Smart bandage

Device provides doctors with important information about the wound-healing process


A bandage that makes use of printed electronics could soon alert doctors to changes in the wound-healing process without the need to undergo extensive check-up appointments.

Developed by researchers at the Holst Centre in the Netherlands, the Smart Bandage uses a film that combines light sources and photo sensors (pixels) to measure the amount of oxygen circulating in the blood around the damaged tissue.

The team hopes the Smart Bandage will help in the commercialisation of the next generation of extremely small, and very low-cost printed electronic sensor technology. By using techniques currently employed in glucose monitoring, the Smart Bandage is claimed to employ advanced scalable printing to enhance patient monitoring by regulating how often a bandage needs to be changed.

Jaap Lombaers, managing director at the Holst Centre, said: ‘Embedded in bandages, sensor films deliver important information about healing progress. Doctors are better able to determine the best time to change bandages and therefore speed up the healing process.’

In addition to costs, the use of organic and printed electronics cuts down the amount of weight added to the bandage. They also offer insulating and semiconductive properties — both of which could allow for further use of the product.

The bandage features pixels measuring approximately 2mm x 2mm. Current demonstration models allow space for arrays of 100 pixels at the most. However, larger films with more pixels are also possible.

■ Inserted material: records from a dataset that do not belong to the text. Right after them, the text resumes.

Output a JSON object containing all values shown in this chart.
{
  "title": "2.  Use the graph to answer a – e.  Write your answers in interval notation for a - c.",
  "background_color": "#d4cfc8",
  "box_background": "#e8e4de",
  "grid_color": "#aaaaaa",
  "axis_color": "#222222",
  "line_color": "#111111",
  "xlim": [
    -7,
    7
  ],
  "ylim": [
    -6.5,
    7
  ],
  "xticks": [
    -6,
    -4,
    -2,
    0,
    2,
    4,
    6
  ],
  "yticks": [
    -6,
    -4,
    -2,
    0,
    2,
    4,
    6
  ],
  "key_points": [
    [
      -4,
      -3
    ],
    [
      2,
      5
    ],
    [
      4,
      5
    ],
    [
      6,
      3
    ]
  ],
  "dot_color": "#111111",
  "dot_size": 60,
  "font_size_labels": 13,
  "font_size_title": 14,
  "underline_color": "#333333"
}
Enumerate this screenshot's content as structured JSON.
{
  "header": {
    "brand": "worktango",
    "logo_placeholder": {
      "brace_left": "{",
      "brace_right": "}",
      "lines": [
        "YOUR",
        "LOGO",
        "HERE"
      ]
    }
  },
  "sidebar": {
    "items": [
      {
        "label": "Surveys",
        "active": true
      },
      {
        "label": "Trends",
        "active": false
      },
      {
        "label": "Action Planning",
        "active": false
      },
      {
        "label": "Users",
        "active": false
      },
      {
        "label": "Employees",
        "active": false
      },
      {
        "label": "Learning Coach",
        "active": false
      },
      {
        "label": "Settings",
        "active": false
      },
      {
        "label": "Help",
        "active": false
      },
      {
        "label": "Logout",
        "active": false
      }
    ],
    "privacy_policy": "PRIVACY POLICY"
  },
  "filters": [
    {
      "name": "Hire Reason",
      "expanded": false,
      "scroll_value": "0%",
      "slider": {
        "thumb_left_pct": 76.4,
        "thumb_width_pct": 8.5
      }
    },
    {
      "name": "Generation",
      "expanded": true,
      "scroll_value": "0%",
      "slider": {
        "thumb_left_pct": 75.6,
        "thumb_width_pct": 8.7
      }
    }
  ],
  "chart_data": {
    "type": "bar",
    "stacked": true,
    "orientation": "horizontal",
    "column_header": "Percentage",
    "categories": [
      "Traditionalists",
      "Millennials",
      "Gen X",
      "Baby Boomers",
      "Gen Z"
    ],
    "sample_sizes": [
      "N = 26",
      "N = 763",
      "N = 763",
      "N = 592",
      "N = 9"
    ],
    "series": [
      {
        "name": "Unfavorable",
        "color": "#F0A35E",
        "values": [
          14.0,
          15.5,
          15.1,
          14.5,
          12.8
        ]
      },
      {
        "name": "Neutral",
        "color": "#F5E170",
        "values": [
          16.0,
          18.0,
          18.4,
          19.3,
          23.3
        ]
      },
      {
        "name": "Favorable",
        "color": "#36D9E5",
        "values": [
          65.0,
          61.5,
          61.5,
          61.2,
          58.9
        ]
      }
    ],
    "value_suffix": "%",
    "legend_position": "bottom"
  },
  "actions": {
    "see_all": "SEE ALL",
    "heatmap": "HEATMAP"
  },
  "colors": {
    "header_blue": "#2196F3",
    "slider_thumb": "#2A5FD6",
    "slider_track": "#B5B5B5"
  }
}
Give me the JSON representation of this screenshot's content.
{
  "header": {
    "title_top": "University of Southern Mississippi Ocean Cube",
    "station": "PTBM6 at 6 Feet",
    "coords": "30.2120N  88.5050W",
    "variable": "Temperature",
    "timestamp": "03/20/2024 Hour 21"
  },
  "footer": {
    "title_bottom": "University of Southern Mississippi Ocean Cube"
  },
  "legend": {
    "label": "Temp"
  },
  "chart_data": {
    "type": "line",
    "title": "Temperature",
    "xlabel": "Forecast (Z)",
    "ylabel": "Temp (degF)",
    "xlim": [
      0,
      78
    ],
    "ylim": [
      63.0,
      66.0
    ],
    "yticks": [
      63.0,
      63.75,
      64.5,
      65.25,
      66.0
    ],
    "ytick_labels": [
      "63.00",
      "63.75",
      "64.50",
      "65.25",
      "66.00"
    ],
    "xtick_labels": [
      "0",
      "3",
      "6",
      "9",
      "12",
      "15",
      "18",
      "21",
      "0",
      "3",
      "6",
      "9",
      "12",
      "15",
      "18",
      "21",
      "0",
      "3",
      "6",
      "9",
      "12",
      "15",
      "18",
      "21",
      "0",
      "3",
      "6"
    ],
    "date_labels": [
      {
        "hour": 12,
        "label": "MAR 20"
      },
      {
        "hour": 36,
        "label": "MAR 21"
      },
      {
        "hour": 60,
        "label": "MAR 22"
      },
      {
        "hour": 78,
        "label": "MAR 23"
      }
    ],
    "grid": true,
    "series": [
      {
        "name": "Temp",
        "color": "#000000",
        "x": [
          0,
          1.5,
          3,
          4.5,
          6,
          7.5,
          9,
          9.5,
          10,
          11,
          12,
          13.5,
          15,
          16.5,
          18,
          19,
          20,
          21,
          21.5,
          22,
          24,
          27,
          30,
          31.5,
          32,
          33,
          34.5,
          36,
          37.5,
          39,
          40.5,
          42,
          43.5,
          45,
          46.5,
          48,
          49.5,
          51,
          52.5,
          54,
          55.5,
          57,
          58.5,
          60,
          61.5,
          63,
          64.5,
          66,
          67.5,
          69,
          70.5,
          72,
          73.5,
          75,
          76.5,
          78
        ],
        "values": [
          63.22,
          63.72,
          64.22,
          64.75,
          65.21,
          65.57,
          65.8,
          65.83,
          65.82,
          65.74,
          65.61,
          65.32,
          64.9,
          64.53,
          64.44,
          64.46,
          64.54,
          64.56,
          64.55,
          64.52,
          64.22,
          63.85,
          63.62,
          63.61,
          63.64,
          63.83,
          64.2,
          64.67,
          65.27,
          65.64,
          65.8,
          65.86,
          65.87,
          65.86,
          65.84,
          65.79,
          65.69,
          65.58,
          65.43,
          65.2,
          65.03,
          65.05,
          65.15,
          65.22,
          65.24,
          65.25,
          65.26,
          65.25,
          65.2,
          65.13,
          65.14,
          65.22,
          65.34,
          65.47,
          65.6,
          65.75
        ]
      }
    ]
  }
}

In the future, the team hopes to develop the system further by adding devices such as an antenna to transmit information about the patient’s health remotely to the attending physician. The developers claim that this will not only improve treatment, but also time management and cost of medical appointments.

The technology is expected to be ready to market in the next few years and comes on the back of similar products being developed in the UK.

One such product is the Sensium ‘digital plaster’ developed by Abingdon-based company, Toumaz. The module offers a mobile analysis of a patient’s vital statistics and transmits personal readings onto an SD card or USB module. According to the company, this will provide a real-time analysis of a patient’s health and offer improved personalised care applications.

Speaking of the developments at the Holst Centre, Keith Errey, chief operating officer at Toumaz, said: ‘This is a fantastic complementary technology and an example of how a new type of sensor will be able to run on the Sensium platform. By collaborating with our technology, we would be able to provide the Smart Bandage with wireless functionality. This will help it operate in a network and provide remote- monitoring capability. As the Sensium technology becomes more universal, I think we’ll see many more of these new and interesting technologies.’